Slence’s ability to both implicate and incite, to make one part of the aggrieved party and also an aggressor, contextualizes for audiences how powerful men like Harvey Weinstein exacted their power. Before watching this movie, I thought I would have had the courage to speak out against workplace abuse, if I had suspected it. Twenty-two and just entering the workplace myself, displaced in a new city and under pressure to prove myself, I am not sure if I would be prepared to drown myself and my career for the small chance of saving someone from hurt. If I or Jane would have spoken up, powerless in our positions, what would have changed? We would have left the company, but the line of victims would have continued. I would have quit that job. I know that for certain.

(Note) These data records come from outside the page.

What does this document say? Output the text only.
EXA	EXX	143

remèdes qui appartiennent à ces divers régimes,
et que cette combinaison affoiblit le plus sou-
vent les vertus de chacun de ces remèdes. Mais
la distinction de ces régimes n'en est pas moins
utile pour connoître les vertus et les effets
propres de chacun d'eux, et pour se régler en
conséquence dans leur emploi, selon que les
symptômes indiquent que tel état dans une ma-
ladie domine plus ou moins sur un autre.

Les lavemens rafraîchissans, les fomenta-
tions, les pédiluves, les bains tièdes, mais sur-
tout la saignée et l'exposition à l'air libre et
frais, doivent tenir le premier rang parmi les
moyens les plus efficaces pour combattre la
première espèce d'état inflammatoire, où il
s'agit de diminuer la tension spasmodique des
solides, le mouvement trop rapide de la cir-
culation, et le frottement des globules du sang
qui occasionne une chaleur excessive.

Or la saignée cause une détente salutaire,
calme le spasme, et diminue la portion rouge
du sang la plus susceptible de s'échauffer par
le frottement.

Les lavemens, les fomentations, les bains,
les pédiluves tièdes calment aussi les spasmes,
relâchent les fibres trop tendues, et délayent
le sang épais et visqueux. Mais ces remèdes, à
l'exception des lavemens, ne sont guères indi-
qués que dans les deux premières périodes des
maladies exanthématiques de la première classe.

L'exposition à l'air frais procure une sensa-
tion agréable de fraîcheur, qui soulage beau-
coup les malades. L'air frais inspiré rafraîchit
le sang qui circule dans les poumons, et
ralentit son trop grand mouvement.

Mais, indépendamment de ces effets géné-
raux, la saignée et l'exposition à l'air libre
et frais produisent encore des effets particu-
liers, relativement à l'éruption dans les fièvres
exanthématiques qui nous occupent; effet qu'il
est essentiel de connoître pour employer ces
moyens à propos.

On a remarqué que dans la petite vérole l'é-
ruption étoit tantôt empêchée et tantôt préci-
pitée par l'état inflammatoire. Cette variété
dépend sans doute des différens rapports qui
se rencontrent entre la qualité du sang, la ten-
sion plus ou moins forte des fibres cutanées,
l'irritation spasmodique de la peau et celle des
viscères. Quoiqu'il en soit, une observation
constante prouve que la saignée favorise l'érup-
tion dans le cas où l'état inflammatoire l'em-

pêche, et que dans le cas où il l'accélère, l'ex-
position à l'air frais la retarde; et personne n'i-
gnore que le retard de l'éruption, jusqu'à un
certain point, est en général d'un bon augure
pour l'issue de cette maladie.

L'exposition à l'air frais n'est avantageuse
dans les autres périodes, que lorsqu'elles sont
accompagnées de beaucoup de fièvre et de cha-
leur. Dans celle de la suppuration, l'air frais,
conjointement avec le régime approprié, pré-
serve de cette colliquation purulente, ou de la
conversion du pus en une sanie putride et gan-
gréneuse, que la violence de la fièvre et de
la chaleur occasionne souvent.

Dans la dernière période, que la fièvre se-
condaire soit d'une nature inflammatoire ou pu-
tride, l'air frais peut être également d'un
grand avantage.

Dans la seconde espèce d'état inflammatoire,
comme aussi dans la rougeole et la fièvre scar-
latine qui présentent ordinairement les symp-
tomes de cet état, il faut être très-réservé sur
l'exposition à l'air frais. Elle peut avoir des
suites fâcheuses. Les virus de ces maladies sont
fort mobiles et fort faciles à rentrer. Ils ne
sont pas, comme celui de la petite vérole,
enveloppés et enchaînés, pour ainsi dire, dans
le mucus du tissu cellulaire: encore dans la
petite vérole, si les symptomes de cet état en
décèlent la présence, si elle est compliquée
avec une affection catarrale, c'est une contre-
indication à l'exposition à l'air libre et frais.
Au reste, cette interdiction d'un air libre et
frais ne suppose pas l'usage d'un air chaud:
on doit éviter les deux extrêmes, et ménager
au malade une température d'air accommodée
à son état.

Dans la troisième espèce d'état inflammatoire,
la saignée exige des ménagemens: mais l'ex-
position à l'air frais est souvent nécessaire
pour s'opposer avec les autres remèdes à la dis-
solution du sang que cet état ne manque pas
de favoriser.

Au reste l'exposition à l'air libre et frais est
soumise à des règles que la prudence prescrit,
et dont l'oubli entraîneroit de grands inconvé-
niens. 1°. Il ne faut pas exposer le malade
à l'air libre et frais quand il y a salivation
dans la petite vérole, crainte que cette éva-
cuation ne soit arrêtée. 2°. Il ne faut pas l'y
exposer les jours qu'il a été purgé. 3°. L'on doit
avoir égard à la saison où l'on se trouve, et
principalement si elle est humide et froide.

We all wish we could be our bravest all the time, that we could fall under the trope of the unflinching heroine. The Assistant makes an argument for how precarious and frightening being a bystander can be. It also makes a case for the difficulty of finding courage, which takes time to recognize and wield. While the film is certainly not entertaining in the same way as most action-packed blockbusters, it is similar to other movies of the past year (see: Joker) in that it invites viewers to undergo uncomfortable introspection. The audience is meant to see, feel, and hear through Jane, and in so doing so, feel as implicated and as stifled as the main character. Green says of her decision to focus on Jane’s point of view:  “I didn’t want to let anyone off the hook essentially. I wanted people to be squarely in her shoes to experience the world the way she experiences it.  Seeing how rough that environment can be for a young woman was important.”

Although The Assistant shares some similarities with recent movies, it also differentiates itself from other current films of the same subject such as Bombshell and Thirteen Reasons Why. The prevailing sentiment in Hollywood is to translate shock and anguish exclusively through representing abuse explicitly.  Audiences can only understand abuse when it is directly seen and heard. At times, it is only through the perspective of the abuser that the audience catches a glimpse of a victim’s suffering. Despite audience pleas for triggers warnings and removal of graphic, emotionally harmful scenes, the movie industry finds it increasingly difficult to part with villains and their expertly connived crimes.  Interestingly, the main antagonist, The Boss, was not written into the script. Green said of the motivations behind making this film, “I thought bad men have had enough screen time and I wanted to make a film about women.” Eventually, Green and her team felt the audience needed to feel The Boss’s presence, the explosive nature of his evil. They wrote him a few lines. But by removing the aggressor and his actions from the equation, The Assistant eschews harmful visualism creating space to understand how abuse takes place.

While I didn’t laugh or cry or shield my eyes with buttered fingers, I feel an immense sense of appreciation for this film.  High stakes and crimes and guilt imbued in overwhelming silence—it is a must see if only to experience the film’s timeliness and uniqueness.